Si bien el Alto Tribunal ya se había pronunciado en sentencias anteriores sobre los efectos que tiene la convivencia de una tercera persona en el domicilio familiar siempre lo había hecho en referencia a la pensión de alimentos, o en su caso, a la pensión compensatoria. En esta Sentencia va más allá.    

El recurso de casación fue interpuesto por el Ministerio Fiscal contra la Sentencia dictada en grado de apelación por la Sección 1ª de la Excma. Audiencia Provincial de Valladolid, al entender que la extinción del derecho de uso declarado por la Sala de segunda instancia vulneraba frontalmente los derechos de los menores. En la Sentencia de casación, el Tribunal Supremo, además de valorar y conciliar el interés de los menores con el de los progenitores, fija como cuestión controvertida la determinación de los efectos que, respecto del derecho de uso de la vivienda familiar que le fue atribuido a la madre en cuya compañía quedaron los hijos menores de edad, produce la convivencia de ésta con una nueva pareja en ese domicilio.   

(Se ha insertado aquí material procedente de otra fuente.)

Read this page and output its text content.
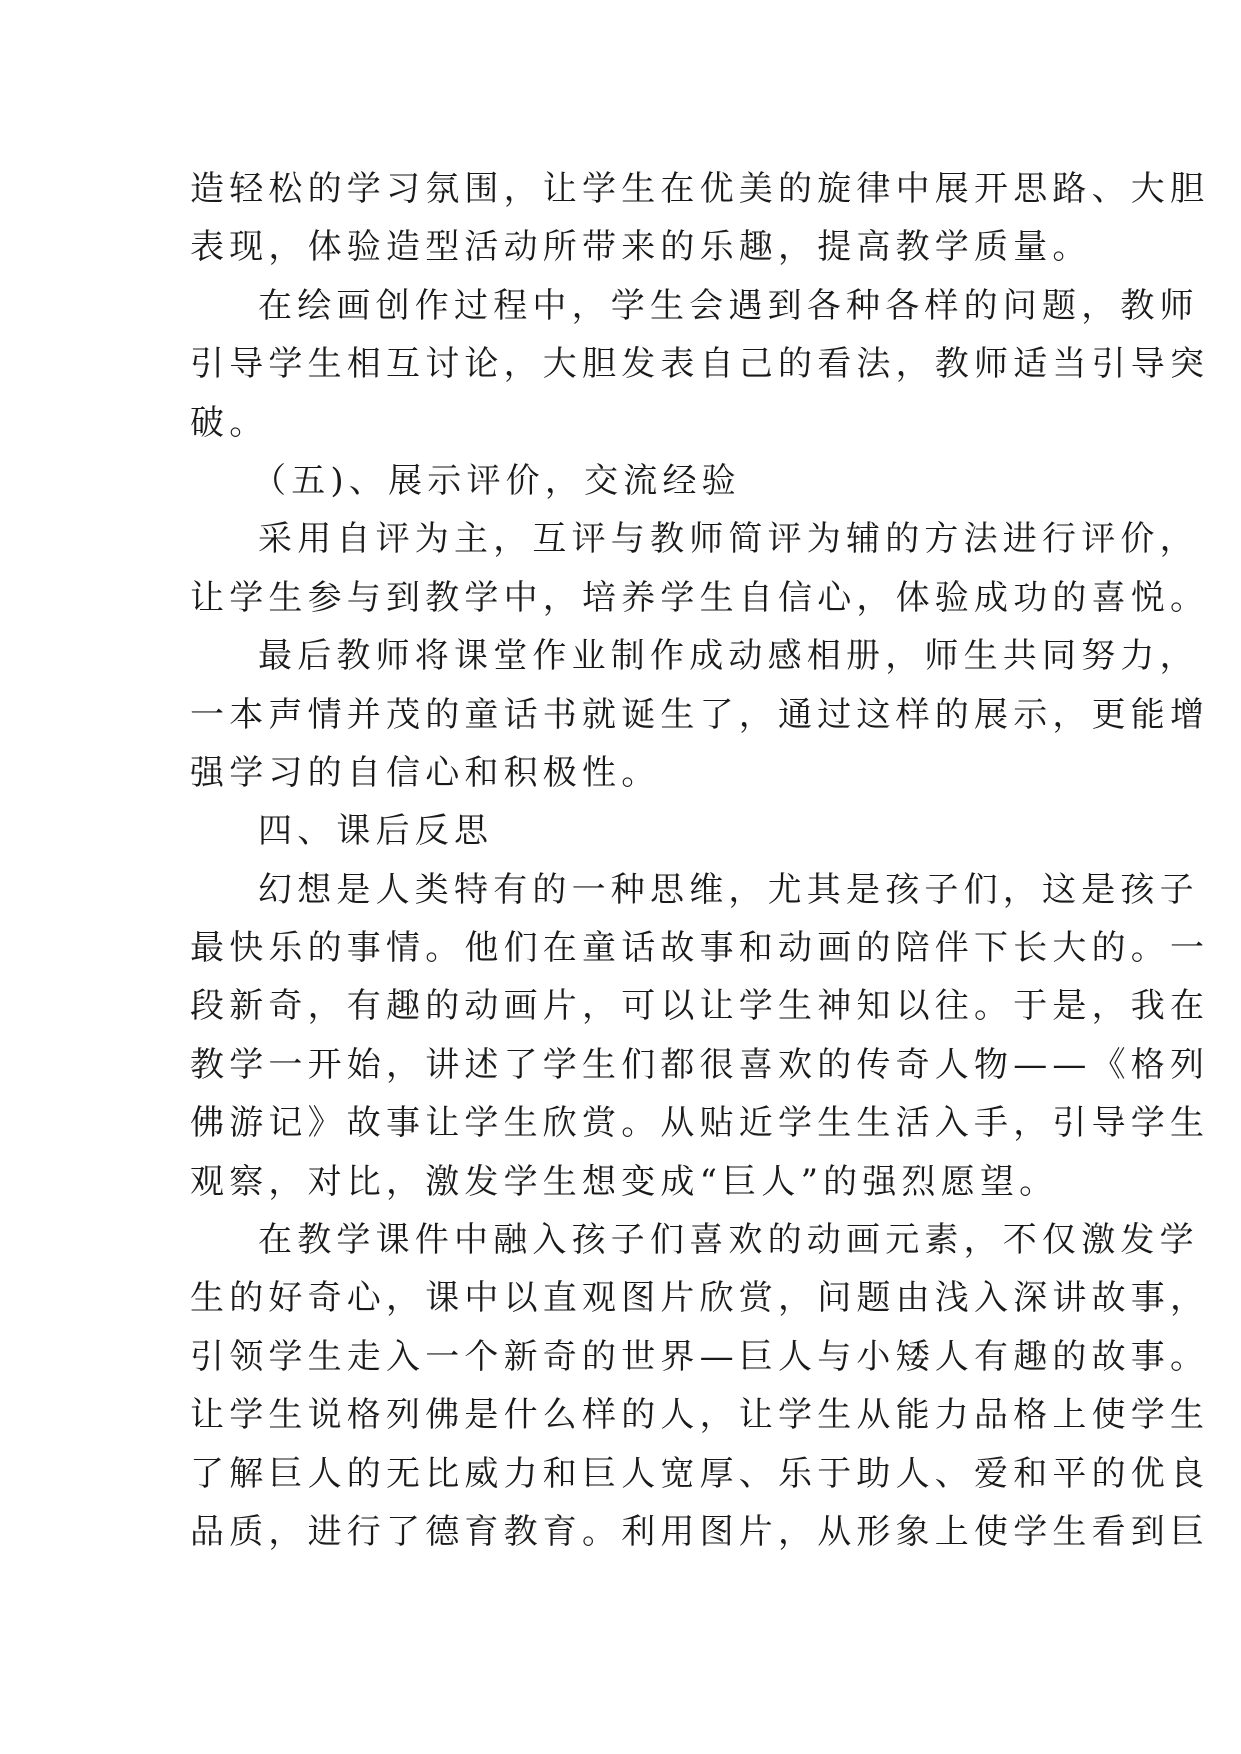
造轻松的学习氛围，让学生在优美的旋律中展开思路、大胆
表现，体验造型活动所带来的乐趣，提高教学质量。
在绘画创作过程中，学生会遇到各种各样的问题，教师
引导学生相互讨论，大胆发表自己的看法，教师适当引导突
破。
（五)、展示评价，交流经验
采用自评为主，互评与教师简评为辅的方法进行评价，
让学生参与到教学中，培养学生自信心，体验成功的喜悦。
最后教师将课堂作业制作成动感相册，师生共同努力，
一本声情并茂的童话书就诞生了，通过这样的展示，更能增
强学习的自信心和积极性。
四、课后反思
幻想是人类特有的一种思维，尤其是孩子们，这是孩子
最快乐的事情。他们在童话故事和动画的陪伴下长大的。一
段新奇，有趣的动画片，可以让学生神知以往。于是，我在
教学一开始，讲述了学生们都很喜欢的传奇人物——《格列
佛游记》故事让学生欣赏。从贴近学生生活入手，引导学生
观察，对比，激发学生想变成“巨人”的强烈愿望。
在教学课件中融入孩子们喜欢的动画元素，不仅激发学
生的好奇心，课中以直观图片欣赏，问题由浅入深讲故事，
引领学生走入一个新奇的世界—巨人与小矮人有趣的故事。
让学生说格列佛是什么样的人，让学生从能力品格上使学生
了解巨人的无比威力和巨人宽厚、乐于助人、爱和平的优良
品质，进行了德育教育。利用图片，从形象上使学生看到巨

La decisión del órgano judicial de considerar que en este caso el derecho de uso queda extinguido, encuentra su fundamento en que la convivencia de una nueva pareja en el que fuera domicilio familiar, conlleva que la vivienda pierda la naturaleza o carácter de “familiar”, toda vez que con la entrada del tercero, la vivienda deja de servir a los fines del matrimonio y de la familia primigenia y por lo tanto desaparece la cusa que motivo la existencia y atribución de ese derecho de uso del domicilio familiar. Así afirma que: “El derecho de uso de la vivienda familiar existe y deja de existir en función de las circunstancias que concurren en el caso. Se confiere y se mantiene en tanto que conserve este carácter familiar. La vivienda sobre la que se establece el uso no es otra que aquella en que la familia haya convivido como tal, con una voluntad de permanencia”  

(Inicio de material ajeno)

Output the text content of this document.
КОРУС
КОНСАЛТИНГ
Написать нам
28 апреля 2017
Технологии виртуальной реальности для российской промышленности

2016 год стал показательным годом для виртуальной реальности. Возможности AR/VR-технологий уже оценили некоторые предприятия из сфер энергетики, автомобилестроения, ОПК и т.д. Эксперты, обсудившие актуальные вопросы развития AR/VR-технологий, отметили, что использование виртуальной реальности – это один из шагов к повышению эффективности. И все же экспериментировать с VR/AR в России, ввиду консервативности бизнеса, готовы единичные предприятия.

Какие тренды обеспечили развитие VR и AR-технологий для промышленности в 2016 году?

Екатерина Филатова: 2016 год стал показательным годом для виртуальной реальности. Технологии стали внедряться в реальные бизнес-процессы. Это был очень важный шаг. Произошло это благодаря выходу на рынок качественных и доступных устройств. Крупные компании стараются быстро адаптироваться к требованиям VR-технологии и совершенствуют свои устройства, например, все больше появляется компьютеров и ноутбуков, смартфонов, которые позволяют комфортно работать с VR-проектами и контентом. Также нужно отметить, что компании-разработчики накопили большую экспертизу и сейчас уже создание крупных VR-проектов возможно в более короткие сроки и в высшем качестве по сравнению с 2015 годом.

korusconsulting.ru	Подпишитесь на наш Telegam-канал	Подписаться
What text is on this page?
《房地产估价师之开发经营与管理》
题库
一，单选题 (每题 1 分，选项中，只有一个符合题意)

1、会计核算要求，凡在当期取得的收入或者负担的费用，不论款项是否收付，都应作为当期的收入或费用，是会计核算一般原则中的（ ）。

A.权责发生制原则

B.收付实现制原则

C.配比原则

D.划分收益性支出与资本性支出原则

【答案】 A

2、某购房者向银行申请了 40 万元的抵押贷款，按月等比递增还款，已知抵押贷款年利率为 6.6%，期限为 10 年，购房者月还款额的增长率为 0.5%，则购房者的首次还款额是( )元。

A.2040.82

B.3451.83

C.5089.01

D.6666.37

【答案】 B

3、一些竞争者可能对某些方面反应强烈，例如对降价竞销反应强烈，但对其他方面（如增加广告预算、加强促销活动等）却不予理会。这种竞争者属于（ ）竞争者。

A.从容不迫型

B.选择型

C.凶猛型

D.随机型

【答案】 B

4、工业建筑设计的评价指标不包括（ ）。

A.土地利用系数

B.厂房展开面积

 El derecho de uso queda extinguido porque la convivencia de una nueva pareja en el que fuera domicilio familiar, conlleva que la vivienda pierda la naturaleza o carácter de “familiar

Se considera que el hecho de que una tercera persona empiece a convivir en el domicilio familiar, supone la pérdida de ese carácter ya que ahora el uso de la vivienda sirve a una familia distinta y diferente y deja de servir a los fines del anterior matrimonio y de la anterior familia.   

Derechos de los menores

Respecto de la lesión a los derechos de los menores, concluye la Sentencia diciendo que la extinción del derecho de uso por la convivencia de una nueva pareja en el domicilio familiar, no vulnera en absoluto el derecho e los menores ya que no les priva del derecho a una vivienda digna y con las condiciones adecuadas, ni incide en el régimen de custodia establecido, matizando que el interés de los hijos menores no puede desvincularse del de sus padres, siendo posible conciliarlos. En este escenario, el Tribunal declara que el progenitor que no tiene atribuido el uso del domicilio familiar puede solicitar la liquidación de la sociedad de gananciales y que se proceda a la venta del inmueble, o al menos de la parte que a él le corresponde, bien a un tercero, bien al otro progenitor que sí tiene atribuido el uso.   

Por último indicar, aunque pueda parecer algo evidente, que la Sentencia se refiere tan solo al derecho de uso que nada tiene que ver con los derechos de propiedad que, en el caso de tratarse de una vivienda adquirida y abonada durante el matrimonio con un régimen económico de gananciales, pertenecerá en propiedad a los cónyuges por mitades e iguales partes.